= Berhanu Girma =

Ethiopian long-distance runner

Berhanu Girma Degefa (born 22 November 1986) is an Ethiopian long-distance runner who competes in road running events for Canada. His personal best for the marathon is 2:06:09 hours and he was the 2012 winner of Grandma's Marathon.

Berhanu made his debut over the marathon distance in 2009, competing at the Casablanca Marathon and finishing fifth with a time of 2:15:57 hours. His next outing at the 2010 Valencia Marathon saw a three-minute improvement to 2:12:51 hours. He was also fifth at the Košice Peace Marathon that year. He fared less well in 2011, coming 19th at the Prague Marathon and 13th at the Twin Cities Marathon, barely managing to dip under two hours and twenty minutes that year.

Berhanu was only 20th at the 2012 Marrakech Marathon but later set personal bests in the half marathon (61:54 minutes in Barcelona) the marathon, the latter in a winning time of 2:12:25 hours at Grandma's Marathon. He set a 10K run best of 28:46 minutes at the Corrida de Langueux, where he was eighth. He was also the runner-up at that year's Twin Cities Marathon.

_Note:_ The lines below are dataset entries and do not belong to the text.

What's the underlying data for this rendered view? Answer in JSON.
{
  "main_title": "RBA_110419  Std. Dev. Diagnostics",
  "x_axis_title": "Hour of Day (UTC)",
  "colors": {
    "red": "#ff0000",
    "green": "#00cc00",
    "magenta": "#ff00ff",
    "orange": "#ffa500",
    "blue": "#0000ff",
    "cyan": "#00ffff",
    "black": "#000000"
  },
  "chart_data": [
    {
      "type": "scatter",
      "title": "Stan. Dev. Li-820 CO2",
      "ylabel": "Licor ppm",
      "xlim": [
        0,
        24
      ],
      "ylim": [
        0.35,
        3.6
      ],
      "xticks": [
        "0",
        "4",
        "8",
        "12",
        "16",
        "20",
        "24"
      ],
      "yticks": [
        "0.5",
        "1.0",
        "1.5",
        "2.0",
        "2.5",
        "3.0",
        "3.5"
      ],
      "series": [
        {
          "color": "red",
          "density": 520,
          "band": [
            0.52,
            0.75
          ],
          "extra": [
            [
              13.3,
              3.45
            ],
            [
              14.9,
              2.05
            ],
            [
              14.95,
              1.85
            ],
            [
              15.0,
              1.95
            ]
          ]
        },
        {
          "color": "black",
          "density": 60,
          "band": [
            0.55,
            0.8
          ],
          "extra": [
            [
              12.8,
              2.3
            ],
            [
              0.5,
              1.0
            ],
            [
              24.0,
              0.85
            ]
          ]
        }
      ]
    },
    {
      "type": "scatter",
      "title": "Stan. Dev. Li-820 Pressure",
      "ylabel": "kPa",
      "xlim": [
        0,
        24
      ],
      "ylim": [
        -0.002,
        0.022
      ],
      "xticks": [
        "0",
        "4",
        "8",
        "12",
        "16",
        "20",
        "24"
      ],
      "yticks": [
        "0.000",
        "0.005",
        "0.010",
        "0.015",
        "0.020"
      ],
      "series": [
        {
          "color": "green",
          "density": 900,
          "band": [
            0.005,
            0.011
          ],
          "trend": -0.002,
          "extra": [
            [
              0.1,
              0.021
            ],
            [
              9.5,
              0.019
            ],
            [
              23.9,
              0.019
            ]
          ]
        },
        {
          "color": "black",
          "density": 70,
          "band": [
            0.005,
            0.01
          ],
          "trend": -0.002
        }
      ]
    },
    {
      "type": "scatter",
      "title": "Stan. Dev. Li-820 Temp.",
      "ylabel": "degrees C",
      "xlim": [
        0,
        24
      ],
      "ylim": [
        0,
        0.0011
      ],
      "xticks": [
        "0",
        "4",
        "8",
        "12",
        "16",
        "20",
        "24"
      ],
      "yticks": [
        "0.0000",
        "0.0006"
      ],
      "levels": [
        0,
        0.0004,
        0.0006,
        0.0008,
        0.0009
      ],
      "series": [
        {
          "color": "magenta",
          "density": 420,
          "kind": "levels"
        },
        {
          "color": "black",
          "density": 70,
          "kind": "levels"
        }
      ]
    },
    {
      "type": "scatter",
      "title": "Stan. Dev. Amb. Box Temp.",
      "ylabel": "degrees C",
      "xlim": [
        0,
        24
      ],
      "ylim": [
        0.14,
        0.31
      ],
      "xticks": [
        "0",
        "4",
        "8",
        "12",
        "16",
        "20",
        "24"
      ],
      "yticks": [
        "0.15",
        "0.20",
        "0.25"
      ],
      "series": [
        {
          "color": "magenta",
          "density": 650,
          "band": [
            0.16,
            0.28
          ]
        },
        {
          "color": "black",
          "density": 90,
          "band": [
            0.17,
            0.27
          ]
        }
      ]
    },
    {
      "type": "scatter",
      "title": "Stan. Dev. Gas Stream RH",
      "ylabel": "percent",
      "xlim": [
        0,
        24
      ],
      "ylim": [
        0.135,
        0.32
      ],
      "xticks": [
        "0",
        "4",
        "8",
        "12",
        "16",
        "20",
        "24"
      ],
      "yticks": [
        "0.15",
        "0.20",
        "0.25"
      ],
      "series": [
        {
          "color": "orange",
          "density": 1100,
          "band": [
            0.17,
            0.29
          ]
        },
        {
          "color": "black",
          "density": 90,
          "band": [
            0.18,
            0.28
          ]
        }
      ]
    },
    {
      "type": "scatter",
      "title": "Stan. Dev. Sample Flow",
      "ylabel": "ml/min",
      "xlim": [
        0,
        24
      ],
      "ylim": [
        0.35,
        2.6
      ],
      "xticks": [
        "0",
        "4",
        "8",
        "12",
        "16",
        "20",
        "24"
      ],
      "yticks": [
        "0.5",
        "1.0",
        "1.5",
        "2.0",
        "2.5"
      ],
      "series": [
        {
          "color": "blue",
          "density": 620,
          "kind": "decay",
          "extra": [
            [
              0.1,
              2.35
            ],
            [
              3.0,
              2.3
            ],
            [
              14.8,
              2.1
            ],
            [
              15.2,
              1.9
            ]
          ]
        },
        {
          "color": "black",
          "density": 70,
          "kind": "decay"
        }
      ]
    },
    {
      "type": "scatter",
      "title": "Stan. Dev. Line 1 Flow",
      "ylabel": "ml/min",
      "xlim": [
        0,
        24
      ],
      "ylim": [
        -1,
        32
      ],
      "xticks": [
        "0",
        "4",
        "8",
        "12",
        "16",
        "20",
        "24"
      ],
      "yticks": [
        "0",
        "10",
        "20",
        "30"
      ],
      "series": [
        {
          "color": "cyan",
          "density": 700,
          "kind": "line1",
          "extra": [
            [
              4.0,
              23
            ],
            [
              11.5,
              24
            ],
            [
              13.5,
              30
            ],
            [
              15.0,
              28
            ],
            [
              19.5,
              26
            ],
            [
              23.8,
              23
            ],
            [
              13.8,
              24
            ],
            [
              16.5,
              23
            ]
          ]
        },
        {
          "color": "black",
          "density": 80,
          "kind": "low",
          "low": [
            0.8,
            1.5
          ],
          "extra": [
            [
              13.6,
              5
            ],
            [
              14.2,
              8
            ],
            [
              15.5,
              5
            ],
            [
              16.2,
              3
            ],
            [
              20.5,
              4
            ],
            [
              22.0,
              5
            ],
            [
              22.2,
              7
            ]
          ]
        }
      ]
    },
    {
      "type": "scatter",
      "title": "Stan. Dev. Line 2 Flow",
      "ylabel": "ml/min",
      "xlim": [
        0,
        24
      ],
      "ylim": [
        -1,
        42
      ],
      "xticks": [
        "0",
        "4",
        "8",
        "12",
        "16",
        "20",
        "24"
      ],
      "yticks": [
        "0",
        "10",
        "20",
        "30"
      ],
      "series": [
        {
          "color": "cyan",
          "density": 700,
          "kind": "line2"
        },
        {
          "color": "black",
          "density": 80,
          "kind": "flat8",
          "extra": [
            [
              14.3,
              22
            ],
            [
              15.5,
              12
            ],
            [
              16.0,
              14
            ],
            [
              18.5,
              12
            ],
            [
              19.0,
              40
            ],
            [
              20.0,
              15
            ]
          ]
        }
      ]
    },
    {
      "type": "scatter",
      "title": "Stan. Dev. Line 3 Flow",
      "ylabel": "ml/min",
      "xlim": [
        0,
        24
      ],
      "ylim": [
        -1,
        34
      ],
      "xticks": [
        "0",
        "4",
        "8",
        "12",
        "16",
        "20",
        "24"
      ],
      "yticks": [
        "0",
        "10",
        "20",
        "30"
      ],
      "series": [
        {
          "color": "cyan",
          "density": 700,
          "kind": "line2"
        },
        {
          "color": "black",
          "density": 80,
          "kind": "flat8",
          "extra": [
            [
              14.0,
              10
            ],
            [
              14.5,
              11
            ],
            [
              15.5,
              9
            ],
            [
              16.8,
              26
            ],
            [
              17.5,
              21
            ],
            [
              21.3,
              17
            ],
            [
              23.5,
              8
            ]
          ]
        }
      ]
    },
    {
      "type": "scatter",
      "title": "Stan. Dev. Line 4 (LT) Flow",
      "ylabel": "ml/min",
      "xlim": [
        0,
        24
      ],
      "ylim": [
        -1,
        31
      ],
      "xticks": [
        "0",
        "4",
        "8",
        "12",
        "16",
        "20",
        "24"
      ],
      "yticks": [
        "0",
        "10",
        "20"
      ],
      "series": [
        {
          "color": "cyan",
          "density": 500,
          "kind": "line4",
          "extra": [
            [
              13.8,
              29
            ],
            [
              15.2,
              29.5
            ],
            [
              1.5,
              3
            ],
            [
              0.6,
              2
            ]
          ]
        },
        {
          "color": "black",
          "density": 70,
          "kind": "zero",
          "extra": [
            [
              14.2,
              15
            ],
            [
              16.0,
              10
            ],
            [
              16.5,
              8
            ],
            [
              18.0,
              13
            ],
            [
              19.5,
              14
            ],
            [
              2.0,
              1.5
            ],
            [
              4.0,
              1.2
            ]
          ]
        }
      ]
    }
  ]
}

He was further down the rankings in his first two marathons of 2013, coming 14th at the Tiberias Marathon and eighth at the Chongqing Marathon, but he made a surprise breakthrough at the Amsterdam Marathon with a performance of 2:06:09 hours to finish runner-up to the defending champion Wilson Chebet.

In 2019, he was the 11th finisher at the Daegu International Marathon in Daegu, South Korea. His time was 2:14:50.